The current market conditions suggest a need for careful production planning. With the OPEC crude production increasing to an average of 43.05 mb/d, producers should assess their own output levels to remain competitive.
The balance of supply and demand indicates stable demand for DoC crude at 42.5 mb/d in 2025, which is a positive sign for future pricing stability. However, the inventory levels are a concern, with OECD commercial stocks 192.0 mb below the 2015–2019 average. This could impact hedging strategies and pricing forecasts.
Consumers should prepare for potential input cost fluctuations as WTI and Brent prices are expected to remain volatile. The current price levels are around $63.53 for WTI and $67.58 for Brent, which could impact procurement strategies.
Supply reliability remains a concern due to geopolitical factors, particularly sanctions affecting Russian energy supplies. The tightening of diesel markets and ongoing refinery maintenance could lead to supply disruptions in the near term.
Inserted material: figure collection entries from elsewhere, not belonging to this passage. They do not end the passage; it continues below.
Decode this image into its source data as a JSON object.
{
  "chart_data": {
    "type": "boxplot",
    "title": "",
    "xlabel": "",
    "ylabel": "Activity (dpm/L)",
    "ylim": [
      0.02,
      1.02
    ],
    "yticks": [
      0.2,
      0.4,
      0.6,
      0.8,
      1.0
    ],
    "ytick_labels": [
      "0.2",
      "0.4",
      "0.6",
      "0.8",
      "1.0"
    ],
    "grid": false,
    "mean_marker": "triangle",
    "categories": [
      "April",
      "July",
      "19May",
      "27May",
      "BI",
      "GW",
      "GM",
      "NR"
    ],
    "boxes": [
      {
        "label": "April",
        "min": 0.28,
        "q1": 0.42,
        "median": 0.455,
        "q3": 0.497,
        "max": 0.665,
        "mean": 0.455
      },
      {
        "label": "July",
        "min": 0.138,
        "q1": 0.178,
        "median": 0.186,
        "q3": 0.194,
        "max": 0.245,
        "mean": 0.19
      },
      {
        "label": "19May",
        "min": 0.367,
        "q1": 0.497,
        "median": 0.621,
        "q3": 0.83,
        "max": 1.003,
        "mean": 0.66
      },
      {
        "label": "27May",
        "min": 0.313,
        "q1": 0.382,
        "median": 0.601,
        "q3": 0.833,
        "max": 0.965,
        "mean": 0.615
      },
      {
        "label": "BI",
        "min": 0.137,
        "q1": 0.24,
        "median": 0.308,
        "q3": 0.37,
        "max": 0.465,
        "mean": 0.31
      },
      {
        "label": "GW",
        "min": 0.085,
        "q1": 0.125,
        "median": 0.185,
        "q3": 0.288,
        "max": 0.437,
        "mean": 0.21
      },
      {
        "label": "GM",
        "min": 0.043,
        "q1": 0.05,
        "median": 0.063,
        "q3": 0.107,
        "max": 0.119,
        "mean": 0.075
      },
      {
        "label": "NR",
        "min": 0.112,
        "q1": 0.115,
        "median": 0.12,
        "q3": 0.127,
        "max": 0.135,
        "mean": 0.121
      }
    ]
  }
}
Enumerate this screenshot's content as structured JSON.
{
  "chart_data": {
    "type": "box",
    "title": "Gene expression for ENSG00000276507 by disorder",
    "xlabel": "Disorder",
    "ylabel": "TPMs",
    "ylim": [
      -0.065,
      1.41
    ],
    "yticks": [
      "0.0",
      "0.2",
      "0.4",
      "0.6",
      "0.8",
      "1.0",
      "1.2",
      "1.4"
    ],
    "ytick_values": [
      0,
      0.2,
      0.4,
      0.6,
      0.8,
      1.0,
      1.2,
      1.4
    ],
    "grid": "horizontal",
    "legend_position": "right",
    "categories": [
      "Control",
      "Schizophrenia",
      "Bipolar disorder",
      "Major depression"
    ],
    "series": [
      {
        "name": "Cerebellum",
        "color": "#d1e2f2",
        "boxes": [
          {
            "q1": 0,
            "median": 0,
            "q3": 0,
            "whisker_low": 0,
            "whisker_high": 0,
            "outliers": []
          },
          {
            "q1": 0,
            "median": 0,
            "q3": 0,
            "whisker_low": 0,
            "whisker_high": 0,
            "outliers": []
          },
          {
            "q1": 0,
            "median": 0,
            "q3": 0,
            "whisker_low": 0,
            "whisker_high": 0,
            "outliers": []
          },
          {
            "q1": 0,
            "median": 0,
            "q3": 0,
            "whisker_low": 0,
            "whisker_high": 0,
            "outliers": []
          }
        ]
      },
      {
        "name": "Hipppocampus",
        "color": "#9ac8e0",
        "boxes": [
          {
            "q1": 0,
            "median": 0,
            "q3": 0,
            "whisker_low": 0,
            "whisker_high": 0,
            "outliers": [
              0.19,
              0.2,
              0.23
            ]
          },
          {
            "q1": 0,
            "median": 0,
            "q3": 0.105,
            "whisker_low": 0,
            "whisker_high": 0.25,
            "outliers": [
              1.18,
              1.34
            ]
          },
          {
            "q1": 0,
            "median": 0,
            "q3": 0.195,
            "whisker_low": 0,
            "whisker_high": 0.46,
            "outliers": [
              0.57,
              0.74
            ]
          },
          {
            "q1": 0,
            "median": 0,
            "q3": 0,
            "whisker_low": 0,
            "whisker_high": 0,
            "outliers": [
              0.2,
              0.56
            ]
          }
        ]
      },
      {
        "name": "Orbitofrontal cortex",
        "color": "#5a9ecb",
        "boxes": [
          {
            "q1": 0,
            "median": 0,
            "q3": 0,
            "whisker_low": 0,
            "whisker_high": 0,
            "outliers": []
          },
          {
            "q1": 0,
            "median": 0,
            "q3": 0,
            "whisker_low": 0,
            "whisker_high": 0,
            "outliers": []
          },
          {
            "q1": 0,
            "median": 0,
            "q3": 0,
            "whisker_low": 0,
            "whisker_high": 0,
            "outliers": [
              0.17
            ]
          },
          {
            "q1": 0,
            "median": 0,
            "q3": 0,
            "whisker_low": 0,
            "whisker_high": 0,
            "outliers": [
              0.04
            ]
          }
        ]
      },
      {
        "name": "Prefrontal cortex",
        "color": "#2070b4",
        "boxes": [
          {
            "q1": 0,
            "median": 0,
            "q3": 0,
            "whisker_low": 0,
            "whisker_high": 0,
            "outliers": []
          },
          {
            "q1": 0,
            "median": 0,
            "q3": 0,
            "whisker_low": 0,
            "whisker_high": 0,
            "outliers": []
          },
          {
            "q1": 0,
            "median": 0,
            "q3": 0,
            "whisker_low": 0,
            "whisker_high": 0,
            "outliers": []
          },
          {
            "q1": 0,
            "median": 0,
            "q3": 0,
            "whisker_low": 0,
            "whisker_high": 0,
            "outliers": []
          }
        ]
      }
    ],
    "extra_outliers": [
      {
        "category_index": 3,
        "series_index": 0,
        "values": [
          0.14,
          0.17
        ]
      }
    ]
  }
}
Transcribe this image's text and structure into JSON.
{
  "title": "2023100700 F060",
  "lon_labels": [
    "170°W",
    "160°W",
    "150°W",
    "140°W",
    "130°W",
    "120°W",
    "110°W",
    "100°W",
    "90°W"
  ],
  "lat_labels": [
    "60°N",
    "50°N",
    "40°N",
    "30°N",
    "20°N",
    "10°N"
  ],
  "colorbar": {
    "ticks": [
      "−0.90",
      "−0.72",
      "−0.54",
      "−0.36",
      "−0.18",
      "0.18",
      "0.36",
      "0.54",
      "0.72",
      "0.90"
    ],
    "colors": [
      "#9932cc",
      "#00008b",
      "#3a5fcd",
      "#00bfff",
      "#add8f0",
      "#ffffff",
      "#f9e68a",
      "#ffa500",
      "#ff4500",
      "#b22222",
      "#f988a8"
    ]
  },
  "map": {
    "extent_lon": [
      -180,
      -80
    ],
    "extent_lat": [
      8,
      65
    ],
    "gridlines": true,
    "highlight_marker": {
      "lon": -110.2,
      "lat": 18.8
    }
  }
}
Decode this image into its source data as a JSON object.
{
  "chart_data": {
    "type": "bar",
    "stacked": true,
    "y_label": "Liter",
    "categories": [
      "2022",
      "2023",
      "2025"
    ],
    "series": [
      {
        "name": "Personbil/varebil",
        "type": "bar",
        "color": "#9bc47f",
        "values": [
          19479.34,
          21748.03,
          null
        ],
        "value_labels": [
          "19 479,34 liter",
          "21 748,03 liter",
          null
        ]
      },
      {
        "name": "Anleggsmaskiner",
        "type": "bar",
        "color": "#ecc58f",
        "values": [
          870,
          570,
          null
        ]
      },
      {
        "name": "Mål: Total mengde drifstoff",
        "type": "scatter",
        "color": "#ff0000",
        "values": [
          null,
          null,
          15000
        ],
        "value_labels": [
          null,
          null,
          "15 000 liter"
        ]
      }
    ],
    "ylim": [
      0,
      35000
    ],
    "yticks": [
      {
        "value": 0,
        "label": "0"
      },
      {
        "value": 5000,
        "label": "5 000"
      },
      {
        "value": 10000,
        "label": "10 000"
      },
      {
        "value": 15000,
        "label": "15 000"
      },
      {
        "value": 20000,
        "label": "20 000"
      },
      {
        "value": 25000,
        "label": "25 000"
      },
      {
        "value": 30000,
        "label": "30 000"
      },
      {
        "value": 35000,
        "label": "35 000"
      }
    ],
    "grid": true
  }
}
The Crude Oil market is currently characterized by a bullish sentiment supported by stable global economic growth forecasts of 3.0% for 2025. However, the ongoing bearish positioning from managed money traders could indicate potential price reversals.
The key driving factors include a stable demand growth forecast of 1.3 mb/d for 2025, while production from non-DoC countries is expected to increase by 0.8 mb/d. This suggests a tightening market, but the inventory levels and geopolitical tensions remain significant concerns that could shift the outlook.